A key part of living the dream lifestyle you crave is feeling fit and energetic. This will allow you to explore the world, take dream vacations, feel more confident, and enjoy all the tasty food and drink you want. We often hear the saying, ‘no pain, no gain’, but trying to fight your way through pain to complete an exercise routine is always a bad idea. Let’s take a closer look:
Exercising in Pain Is Always a Bad Idea
It doesn’t matter if you’re an exercise novice or an experienced marathon runner; you should avoid exercising when you’re in any amount of pain. It’s important to realize that there is a significant difference between pain and discomfort. Exercise that is challenging you sufficiently to cause gains will likely evoke a bit of discomfort. Runners have to push through ‘the wall’, gym goers will exercise a muscle to exhaustion, and yoga stretches should feel challenging to your body. However, there’s a difference between discomfort and real pain, and it’s important to know the difference in order to be fit and healthy.

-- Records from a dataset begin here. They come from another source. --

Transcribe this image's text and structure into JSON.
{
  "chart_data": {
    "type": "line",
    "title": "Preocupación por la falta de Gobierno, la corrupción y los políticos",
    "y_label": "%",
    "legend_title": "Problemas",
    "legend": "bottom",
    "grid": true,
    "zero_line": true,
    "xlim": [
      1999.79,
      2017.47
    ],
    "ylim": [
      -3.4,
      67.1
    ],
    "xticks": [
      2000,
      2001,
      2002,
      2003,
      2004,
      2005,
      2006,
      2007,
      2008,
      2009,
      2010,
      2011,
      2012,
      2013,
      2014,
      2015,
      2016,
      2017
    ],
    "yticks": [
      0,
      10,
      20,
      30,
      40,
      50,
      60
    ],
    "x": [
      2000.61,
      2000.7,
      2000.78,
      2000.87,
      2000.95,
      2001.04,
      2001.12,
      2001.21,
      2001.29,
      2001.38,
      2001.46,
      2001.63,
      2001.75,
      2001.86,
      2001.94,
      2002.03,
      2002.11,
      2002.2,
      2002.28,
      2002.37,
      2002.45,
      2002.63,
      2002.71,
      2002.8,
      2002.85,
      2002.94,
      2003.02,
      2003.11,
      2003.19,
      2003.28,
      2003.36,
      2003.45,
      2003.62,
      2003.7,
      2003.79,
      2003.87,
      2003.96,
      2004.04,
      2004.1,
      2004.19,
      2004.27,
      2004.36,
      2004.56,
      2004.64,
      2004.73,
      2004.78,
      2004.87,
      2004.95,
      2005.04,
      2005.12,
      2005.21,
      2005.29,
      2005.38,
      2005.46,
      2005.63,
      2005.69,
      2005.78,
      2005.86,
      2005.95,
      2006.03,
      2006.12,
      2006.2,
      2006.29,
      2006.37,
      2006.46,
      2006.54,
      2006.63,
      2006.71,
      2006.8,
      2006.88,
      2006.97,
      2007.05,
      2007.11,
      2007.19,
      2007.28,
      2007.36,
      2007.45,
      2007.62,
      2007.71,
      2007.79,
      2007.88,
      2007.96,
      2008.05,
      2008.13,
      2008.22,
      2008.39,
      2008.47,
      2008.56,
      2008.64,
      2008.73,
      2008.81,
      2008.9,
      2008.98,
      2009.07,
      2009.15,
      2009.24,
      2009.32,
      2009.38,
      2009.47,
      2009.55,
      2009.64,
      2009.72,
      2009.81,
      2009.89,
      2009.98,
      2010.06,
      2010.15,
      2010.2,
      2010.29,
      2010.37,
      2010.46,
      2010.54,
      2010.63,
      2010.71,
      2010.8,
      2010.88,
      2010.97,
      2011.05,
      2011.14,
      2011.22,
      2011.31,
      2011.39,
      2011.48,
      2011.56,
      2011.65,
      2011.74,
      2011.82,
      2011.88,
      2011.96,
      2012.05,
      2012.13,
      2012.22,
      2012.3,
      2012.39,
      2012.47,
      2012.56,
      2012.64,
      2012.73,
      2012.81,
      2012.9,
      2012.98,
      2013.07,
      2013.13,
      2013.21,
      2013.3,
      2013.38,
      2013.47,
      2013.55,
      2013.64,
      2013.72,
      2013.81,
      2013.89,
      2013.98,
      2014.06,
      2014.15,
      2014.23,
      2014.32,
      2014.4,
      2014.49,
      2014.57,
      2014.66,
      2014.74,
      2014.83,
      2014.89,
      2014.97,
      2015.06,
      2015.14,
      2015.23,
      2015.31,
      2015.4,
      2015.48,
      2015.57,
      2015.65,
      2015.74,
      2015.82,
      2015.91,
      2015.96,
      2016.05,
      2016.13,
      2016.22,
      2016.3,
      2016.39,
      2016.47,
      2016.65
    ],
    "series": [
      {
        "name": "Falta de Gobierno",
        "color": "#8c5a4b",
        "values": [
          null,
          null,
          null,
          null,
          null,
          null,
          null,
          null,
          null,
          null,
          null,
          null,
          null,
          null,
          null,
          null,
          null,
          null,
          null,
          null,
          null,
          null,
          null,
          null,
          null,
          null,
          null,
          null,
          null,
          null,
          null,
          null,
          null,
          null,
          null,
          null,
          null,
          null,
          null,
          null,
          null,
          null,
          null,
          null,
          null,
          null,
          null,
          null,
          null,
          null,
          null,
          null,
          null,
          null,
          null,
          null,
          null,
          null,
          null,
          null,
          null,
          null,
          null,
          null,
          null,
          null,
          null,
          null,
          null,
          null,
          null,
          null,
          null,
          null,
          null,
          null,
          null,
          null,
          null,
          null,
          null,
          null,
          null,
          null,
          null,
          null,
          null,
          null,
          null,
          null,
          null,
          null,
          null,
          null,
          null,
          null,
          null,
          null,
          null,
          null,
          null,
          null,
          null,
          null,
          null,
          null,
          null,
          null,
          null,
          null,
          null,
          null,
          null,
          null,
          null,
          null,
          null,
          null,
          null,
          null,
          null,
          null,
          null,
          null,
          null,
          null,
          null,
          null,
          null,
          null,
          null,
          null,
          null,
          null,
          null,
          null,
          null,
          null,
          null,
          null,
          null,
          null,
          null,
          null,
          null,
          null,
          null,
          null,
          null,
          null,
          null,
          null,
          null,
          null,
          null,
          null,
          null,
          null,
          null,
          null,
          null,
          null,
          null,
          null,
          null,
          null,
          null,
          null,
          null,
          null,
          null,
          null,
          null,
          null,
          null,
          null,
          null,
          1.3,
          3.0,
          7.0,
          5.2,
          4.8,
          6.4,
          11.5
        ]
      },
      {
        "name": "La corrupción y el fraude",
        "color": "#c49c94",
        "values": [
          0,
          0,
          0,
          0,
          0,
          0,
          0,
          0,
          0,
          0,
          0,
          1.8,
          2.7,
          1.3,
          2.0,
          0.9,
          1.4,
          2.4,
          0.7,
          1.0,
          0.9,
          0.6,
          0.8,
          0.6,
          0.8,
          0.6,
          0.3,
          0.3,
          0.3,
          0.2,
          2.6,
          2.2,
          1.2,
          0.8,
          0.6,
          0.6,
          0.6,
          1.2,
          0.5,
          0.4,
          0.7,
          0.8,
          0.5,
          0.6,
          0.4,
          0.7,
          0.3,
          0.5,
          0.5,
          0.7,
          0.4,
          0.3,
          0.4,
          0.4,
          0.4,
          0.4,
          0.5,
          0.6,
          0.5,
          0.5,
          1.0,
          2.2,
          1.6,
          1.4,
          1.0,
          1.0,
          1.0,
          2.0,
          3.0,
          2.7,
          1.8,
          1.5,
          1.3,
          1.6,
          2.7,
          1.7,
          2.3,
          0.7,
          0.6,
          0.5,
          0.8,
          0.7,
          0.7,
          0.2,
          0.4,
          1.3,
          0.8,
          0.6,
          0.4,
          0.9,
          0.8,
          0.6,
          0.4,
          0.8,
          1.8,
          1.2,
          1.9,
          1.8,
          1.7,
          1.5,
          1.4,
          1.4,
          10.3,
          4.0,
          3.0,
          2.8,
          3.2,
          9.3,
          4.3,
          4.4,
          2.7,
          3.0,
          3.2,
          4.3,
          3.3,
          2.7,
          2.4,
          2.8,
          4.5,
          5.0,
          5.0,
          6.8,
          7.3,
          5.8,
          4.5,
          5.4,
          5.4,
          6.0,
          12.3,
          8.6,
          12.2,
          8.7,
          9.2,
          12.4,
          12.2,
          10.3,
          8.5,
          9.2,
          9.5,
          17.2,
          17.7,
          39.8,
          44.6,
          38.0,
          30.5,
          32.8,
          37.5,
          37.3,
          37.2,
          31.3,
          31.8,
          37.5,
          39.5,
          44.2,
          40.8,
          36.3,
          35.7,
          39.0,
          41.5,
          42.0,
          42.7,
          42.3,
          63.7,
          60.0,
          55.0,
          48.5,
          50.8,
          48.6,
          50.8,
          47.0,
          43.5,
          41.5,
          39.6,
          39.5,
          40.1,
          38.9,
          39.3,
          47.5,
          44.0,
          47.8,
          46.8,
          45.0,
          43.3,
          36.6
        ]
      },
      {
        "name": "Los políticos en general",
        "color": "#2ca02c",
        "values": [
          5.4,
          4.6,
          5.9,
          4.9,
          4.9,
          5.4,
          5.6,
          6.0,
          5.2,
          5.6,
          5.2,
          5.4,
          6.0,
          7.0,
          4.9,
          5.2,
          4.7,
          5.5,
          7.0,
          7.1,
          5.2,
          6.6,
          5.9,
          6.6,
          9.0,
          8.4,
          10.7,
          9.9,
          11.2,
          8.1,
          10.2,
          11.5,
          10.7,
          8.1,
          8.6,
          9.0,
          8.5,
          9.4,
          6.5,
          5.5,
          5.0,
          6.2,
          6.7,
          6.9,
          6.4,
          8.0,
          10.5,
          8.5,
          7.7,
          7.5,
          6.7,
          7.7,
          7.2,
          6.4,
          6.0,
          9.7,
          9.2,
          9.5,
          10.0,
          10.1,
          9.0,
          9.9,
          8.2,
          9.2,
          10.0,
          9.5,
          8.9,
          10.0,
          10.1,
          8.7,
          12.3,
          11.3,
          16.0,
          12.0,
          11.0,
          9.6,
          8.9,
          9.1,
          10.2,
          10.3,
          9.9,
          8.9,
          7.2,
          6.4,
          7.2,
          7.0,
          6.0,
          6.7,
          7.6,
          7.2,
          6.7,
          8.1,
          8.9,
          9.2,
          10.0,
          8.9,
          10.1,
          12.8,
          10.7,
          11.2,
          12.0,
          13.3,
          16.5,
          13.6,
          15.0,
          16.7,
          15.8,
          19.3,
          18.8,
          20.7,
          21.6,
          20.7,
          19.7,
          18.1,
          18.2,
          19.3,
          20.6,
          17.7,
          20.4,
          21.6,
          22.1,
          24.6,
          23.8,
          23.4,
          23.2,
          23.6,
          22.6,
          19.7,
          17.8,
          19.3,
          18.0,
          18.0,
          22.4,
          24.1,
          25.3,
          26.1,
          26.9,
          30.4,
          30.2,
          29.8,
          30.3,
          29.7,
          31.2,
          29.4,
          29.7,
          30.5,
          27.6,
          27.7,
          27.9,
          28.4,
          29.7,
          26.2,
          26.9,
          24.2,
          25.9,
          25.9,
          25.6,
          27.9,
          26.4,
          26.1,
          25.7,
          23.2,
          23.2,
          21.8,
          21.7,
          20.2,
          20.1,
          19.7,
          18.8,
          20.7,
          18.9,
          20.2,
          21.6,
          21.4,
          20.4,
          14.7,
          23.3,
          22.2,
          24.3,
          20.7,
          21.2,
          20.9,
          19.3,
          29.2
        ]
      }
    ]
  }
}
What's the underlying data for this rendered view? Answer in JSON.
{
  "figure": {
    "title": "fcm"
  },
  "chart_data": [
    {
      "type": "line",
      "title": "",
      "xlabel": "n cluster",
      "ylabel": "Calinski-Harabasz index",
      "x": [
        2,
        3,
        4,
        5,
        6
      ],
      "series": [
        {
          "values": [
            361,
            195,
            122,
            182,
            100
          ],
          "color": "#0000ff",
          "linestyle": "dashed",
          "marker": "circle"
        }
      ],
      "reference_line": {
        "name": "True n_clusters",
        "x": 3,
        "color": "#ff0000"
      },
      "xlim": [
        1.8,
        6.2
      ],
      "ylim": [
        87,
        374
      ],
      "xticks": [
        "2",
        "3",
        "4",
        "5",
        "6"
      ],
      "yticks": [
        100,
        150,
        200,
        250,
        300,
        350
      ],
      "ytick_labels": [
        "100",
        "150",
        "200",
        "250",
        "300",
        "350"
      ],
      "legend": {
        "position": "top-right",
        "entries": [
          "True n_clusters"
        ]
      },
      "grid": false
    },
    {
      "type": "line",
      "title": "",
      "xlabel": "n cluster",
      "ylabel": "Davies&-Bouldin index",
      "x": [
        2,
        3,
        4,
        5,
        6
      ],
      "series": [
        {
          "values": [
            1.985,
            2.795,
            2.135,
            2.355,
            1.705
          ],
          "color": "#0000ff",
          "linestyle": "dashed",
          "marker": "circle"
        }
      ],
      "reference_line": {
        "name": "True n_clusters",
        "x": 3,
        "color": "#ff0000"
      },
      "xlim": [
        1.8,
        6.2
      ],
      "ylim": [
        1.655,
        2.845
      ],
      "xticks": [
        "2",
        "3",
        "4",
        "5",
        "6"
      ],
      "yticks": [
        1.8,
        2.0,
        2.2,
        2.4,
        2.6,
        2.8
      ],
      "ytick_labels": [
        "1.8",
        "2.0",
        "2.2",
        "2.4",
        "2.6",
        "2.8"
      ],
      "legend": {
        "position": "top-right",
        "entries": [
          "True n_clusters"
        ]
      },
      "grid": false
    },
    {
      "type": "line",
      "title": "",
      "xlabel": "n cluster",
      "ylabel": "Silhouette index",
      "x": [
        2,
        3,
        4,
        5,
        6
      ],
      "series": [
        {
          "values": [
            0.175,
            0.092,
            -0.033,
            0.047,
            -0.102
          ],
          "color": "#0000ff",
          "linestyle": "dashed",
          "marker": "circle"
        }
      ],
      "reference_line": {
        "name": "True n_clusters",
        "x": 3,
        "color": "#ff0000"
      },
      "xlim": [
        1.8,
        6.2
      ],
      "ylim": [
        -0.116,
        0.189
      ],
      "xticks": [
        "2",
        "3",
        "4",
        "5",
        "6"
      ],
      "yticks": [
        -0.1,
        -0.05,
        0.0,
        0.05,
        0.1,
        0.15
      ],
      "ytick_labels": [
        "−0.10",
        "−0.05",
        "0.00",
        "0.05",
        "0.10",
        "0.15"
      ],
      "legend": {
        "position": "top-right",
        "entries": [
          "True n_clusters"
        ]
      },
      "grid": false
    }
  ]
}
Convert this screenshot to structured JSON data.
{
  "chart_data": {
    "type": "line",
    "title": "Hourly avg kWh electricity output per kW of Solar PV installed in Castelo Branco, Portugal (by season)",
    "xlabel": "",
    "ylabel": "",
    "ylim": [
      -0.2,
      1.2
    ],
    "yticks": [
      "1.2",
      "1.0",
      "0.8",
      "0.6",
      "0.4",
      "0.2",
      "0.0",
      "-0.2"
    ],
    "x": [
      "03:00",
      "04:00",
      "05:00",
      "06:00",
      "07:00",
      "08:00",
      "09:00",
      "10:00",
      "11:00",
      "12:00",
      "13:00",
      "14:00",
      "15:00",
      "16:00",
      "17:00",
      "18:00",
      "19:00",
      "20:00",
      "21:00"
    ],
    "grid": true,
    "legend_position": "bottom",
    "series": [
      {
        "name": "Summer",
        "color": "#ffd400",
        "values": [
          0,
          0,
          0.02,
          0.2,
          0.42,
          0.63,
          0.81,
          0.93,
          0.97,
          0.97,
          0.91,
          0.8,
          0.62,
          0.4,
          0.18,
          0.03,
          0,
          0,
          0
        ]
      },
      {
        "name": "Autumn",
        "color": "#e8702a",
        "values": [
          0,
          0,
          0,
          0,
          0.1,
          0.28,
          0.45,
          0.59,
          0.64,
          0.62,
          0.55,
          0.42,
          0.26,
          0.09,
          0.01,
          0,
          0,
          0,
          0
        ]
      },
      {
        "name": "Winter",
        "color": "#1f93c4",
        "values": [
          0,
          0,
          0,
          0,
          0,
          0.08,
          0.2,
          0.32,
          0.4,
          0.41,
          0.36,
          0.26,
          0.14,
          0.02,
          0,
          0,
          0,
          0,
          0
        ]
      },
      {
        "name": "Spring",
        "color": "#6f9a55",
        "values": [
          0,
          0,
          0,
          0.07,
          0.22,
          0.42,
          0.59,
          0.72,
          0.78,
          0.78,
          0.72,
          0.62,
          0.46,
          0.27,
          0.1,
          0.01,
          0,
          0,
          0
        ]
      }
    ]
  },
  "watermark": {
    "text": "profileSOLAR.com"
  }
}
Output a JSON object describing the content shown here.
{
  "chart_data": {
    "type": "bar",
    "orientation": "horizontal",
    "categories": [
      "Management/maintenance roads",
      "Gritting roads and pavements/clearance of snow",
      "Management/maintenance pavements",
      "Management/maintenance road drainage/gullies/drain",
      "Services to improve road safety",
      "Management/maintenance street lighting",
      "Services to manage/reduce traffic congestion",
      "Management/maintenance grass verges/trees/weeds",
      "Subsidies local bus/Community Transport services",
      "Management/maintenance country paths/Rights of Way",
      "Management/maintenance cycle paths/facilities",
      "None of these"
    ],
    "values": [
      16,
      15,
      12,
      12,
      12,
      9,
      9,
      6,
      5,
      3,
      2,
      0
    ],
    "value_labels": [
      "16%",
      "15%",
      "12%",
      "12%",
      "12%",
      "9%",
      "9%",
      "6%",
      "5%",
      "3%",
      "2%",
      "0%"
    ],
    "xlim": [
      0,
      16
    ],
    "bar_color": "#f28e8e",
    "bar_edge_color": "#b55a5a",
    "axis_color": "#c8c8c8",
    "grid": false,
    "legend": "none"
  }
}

How to Tell the Difference Between Pain and Discomfort
The more you understand about your body, the quicker you will reach your fitness goals. Real pain is the body’s warning sign to stop what you’re doing, or damage could result. It tends to be a sudden burning or shooting sensation, usually felt deep within a joint or bone. Ignoring it is a recipe for long-term injury
Discomfort, on the other hand, is normal to feel when working out. It’s an indication you’re pushing your body to be better. It’s usually felt as a dull ache in the muscles. It will be a low, tolerable burn, and should not have a sudden onset. If you feel any kind of sharp sensation at the start of a workout, stop immediately. If your pain is one-sided, in a joint, or you experience limited mobility, you should also stop immediately, and not wait until the end of the workout. When in doubt, seek medical attention.
Do you have muscle imbalances?
It’s common for dedicated athletes or gym lovers to over-develop aspects of their physique. While this sounds good on paper, it can actually be detrimental to your progress. This is because you can develop overcompensation, where a strong muscle does the job of a weak muscle, joint, or ligament. This leads to extra wear-and-tear on the body. A classic example of this is anterior pelvic tilt. Luckily, if you become aware that an overdeveloped muscle group is causing bodily imbalance, there are things you can do to correct this. For an anterior pelvic tilt, as an example, this is worth trying. You may need to consult a physiotherapist or skilled trainer if you’re not sure how to tackle the matter yourself.
When it comes to exercise, it’s not just about training hard, it’s about training smart. If you learn to take care of your body, even as you reach for your fitness goals, you will soon be on the way to a happier, healthier body that will support you in achieving your dream life.